Huía de su propio miedo y su infundada psicopatía combinada con unos leves toques paranoicos son los que la conducen al inicio de esta historia: las uniones desequilibradas entre el individuo activo y el pasivo.

Sabina como sufridora nata amaba leer a Murakami y a Bukowski para ser capaz de argumentar su prejuiciada melancolía. Interpretaba el papel de víctima a la perfección. Victimismo, pesimismo y ese 10% de incomprensión fácilmente mimetizado con la soledad de la bien merecida protagonista del drama.
Y justo cuando estaba a punto de su radiación de tristeza, como los petroleros a punto de descargar, la acción se ve interrumpida por el ecologista de turno, el pasivo sujeto X, que prende del brazo a Sabina y le inyecta en un susurro:
- Esas canas deben ser las más blancas e impías del mundo.

Y a Sabina le parece la poesía que sus ojos necesitaban para transformarse. ¿Cuándo se transforman unos ojos en poesía?

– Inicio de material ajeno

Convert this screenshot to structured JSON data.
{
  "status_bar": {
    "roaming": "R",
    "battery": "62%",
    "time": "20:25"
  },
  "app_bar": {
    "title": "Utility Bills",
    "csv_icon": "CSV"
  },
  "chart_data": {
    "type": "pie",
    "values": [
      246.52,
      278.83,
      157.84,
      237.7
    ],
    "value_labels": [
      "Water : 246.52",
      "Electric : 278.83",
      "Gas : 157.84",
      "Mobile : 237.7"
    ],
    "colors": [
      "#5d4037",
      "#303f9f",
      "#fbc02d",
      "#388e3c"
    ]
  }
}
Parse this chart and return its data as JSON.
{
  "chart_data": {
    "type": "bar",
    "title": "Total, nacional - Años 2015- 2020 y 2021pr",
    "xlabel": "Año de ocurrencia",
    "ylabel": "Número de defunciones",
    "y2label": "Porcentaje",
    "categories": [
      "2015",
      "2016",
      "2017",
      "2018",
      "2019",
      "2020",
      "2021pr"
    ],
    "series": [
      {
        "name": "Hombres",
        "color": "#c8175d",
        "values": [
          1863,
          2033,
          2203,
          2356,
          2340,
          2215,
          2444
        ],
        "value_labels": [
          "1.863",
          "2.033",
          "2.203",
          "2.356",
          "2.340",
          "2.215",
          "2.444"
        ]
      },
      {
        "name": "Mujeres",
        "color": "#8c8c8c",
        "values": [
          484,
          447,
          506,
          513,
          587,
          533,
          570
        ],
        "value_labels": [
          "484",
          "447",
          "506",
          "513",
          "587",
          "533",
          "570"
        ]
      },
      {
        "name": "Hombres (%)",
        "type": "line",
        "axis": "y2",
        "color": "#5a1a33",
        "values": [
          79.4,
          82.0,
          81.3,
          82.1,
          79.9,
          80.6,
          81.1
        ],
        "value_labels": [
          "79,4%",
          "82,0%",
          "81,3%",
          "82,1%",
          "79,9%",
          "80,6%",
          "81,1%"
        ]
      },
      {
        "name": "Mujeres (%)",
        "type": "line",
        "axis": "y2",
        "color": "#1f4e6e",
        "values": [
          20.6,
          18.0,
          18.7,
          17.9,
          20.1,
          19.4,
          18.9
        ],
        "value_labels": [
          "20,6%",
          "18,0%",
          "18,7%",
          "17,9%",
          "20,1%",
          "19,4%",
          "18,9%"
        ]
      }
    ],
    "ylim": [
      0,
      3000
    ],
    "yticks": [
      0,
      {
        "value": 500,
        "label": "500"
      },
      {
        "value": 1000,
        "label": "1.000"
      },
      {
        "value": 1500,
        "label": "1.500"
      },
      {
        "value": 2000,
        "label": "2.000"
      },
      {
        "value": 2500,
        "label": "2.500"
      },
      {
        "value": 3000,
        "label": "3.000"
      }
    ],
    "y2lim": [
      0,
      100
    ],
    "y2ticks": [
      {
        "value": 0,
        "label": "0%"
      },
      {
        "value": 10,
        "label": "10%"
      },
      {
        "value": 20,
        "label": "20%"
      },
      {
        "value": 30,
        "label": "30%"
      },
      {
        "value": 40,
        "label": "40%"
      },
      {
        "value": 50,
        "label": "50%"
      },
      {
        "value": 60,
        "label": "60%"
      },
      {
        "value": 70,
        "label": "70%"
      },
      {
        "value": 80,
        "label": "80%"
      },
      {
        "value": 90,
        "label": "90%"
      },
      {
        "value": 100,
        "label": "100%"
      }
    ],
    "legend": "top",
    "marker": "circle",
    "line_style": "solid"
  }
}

Rebobina y proyecta en verso, con voz de juglar medieval, cual libro en edición vintage de las desidias de Lord Byron: "Esas canas deben ser las más blancas e impías del mundo".

Mas una oleada de pánico hace zozobrar la inminente seguridad de Sabina. Miedo de que el sujeto X le recrimine su victimismo, que no la comprenda, que deba dejar de fingir que la tristeza es algo horrible cuando es lo único en lo que cree firmemente. A todos nos da pánico deshacernos de nuestras máscaras.

- Y yo debo ser la más cobarde del mundo. - dijo Sabina.

Al nacer nos lanzan como pájaros trepidantes, deseosos de alzar el vuelo y confiados, volamos. Luego nos dicen que la elevación siempre implica el descenso, que las corrientes acaban por arrastrarnos y que, el miedo también es capaz de soplarnos cuando zozobremos.
La mayor cobardía es, por progresión, la de la muerte.
Pero, ¿y Sabina? Díganme, ¿se puede temer a la muerte, cuando te falta la vida?